Des personnes refusent d’ajouter un individu supplémentaire sur une planète qui en compte déjà beaucoup, et qui en souffrira.

Plus d'un Belge sur 10 âgé entre 25 et 35 ans ne veut pas d'enfant. C'est le résultat d'une étude qu'avait menée la VUB en 2018. Les chercheurs avaient interrogé 1.951 Belges âgés entre 25 et 35 ans pour parvenir à tirer leurs conclusions.

Selon celles-ci, 13% de cette catégorie de la population ne veut pas d'enfant. Pour des questions d'économie ou pour privilégié sa carrière, les raisons sont multiples. Conchi Munoz Gonzalez, une témoin de RTL ayant fait le choix de ne pas avoir d'enfant explique: "Certaines personnes nous disent que c'est une forme d'égoïsme et quelque part je leur donne raison. J'ai cette chance de faire des choses que pour moi et pour mon mari."

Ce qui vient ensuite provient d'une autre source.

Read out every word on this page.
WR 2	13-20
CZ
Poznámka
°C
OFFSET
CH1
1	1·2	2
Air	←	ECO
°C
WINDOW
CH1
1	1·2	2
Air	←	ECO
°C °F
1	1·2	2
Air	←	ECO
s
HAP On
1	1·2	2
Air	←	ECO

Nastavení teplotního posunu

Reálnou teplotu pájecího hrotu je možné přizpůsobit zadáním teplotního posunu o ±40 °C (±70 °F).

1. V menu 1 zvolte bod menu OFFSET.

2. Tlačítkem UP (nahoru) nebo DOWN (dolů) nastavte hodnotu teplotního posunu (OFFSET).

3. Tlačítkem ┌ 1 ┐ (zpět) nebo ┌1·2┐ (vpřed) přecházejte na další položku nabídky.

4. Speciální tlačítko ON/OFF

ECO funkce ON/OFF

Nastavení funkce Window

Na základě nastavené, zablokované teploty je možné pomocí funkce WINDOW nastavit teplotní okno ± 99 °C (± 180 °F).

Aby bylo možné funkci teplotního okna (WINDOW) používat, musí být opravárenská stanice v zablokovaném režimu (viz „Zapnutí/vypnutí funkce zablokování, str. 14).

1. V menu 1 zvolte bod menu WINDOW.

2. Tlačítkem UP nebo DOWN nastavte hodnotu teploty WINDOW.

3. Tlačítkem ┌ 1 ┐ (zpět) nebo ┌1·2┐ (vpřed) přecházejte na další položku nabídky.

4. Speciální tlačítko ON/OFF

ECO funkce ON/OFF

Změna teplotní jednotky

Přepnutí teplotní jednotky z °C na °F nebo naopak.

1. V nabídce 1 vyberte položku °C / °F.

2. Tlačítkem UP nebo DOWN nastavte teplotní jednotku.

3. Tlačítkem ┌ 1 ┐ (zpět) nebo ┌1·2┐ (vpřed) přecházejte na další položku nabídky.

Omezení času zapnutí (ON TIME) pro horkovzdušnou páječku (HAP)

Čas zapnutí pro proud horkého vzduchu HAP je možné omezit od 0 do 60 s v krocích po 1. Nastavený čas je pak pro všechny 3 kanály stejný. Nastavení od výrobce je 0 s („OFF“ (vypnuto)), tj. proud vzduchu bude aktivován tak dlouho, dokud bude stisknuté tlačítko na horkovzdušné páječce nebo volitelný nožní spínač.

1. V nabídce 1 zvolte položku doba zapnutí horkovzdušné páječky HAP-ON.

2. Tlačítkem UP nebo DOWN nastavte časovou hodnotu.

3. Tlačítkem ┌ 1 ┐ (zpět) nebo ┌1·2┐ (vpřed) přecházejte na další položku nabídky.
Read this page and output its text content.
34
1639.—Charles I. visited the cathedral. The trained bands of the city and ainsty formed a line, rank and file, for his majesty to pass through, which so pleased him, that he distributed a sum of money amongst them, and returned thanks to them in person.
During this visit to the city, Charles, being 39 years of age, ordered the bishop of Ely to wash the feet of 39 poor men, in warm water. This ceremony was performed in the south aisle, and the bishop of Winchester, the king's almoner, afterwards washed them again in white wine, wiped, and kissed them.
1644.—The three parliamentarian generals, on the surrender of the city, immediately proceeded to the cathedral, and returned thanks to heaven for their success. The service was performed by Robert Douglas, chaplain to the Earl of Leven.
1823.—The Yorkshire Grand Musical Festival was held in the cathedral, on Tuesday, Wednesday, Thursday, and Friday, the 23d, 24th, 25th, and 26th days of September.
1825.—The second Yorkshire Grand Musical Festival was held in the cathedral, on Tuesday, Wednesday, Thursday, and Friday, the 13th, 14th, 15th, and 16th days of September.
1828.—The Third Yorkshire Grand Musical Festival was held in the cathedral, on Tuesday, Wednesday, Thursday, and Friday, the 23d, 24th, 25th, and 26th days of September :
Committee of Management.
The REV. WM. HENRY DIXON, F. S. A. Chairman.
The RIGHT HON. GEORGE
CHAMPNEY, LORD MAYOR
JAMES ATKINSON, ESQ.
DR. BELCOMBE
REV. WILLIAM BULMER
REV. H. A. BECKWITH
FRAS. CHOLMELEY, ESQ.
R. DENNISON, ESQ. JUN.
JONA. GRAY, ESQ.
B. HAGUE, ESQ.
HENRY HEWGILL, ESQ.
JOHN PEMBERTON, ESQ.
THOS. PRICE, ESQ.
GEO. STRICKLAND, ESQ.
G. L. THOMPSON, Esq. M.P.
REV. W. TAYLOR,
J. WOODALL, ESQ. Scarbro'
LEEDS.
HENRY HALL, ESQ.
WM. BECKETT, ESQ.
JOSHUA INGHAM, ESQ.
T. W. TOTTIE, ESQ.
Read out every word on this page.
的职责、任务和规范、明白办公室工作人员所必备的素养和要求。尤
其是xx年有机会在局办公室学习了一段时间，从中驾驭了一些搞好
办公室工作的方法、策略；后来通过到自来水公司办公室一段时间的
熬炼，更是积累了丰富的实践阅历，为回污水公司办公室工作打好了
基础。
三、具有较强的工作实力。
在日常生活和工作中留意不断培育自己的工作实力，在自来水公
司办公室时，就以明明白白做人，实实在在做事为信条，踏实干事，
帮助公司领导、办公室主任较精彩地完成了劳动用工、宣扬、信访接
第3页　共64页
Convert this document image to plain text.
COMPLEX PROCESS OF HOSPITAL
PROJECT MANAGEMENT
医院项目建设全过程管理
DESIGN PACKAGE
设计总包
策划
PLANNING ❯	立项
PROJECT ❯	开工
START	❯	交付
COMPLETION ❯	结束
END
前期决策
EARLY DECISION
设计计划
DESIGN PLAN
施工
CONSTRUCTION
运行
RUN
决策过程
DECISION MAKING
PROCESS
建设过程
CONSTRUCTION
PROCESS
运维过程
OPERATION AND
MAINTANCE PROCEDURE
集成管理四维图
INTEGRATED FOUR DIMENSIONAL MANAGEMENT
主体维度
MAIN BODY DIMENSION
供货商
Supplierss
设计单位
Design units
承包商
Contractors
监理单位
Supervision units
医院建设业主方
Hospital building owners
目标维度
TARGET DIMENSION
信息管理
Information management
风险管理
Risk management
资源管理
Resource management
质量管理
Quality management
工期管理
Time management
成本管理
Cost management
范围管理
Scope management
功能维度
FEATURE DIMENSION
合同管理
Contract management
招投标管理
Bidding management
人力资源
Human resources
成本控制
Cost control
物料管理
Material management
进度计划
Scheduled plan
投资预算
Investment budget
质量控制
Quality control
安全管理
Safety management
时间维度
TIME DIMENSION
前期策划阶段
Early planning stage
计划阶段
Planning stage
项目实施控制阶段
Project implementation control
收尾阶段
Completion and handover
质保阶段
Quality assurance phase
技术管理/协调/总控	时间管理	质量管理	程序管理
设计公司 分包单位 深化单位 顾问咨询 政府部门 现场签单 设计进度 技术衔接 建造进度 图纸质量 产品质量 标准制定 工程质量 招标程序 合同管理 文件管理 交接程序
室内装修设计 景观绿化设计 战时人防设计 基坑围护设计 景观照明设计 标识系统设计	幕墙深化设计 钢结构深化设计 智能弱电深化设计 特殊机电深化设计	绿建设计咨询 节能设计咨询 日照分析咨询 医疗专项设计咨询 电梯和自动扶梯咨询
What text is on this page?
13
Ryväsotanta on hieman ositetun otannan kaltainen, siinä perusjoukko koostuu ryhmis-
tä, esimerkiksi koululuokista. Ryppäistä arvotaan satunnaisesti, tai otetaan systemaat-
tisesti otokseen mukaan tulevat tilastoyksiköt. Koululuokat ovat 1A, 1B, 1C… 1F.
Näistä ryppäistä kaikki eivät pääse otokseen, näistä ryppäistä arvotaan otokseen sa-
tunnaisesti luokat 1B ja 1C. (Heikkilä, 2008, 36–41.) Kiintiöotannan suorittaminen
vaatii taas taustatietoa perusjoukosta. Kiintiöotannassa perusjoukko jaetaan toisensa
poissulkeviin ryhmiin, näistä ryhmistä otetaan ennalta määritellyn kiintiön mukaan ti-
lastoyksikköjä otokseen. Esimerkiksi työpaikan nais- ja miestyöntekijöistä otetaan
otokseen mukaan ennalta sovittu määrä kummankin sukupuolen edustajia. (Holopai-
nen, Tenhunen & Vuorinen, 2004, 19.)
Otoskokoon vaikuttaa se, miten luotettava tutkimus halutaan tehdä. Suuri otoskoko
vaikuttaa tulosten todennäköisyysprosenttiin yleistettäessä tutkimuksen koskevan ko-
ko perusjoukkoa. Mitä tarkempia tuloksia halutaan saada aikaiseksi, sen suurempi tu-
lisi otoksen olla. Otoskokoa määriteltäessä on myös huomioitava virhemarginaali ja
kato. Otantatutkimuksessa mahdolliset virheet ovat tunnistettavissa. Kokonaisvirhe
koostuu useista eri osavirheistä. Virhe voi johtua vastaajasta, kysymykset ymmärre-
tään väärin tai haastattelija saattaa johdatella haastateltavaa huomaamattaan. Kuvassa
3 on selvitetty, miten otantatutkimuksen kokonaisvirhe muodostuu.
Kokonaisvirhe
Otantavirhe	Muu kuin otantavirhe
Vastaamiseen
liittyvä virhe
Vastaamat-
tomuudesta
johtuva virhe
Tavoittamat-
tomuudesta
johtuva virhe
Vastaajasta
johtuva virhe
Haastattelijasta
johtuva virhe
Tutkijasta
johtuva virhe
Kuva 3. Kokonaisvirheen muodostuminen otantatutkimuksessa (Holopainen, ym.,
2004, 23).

Ne pas mettre au monde un enfant qui en souffrira

Mais de plus en plus, un autre argument émerge. Certains ne souhaitent pas faire d'enfant dans le monde tel qu'il est actuellement. Soumis à la pollution, la surpopulation, les incertitudes politique et climatique. Ils refusent d’ajouter un individu supplémentaire sur une planète qui en compte déjà beaucoup, et qui en souffrira.

Le mouvement “Childfree” prend de l’ampleur en Belgique, certains se regroupent en association, d’autres ont pris la décision seul.

Invité sur le plateau de C'est pas tous les jours dimanche, Théophile de Giraud théoricien de l'antinatalisme (thèse soutenant que la population devrait s'abstenir de procréer pour des raison morales) défend son point de vue en citant un rapport de 2017 signé par 15.000 scientifiques. Selon ce texte publié par la revue scientifique BioScience: "Nous compromettons notre avenir en ne freinant pas notre consommation effrénée de ressources, et en persistant à ne pas comprendre que la croissance démographique continuelle est le premier facteur de bon nombre de menaces écologiques et sociétales."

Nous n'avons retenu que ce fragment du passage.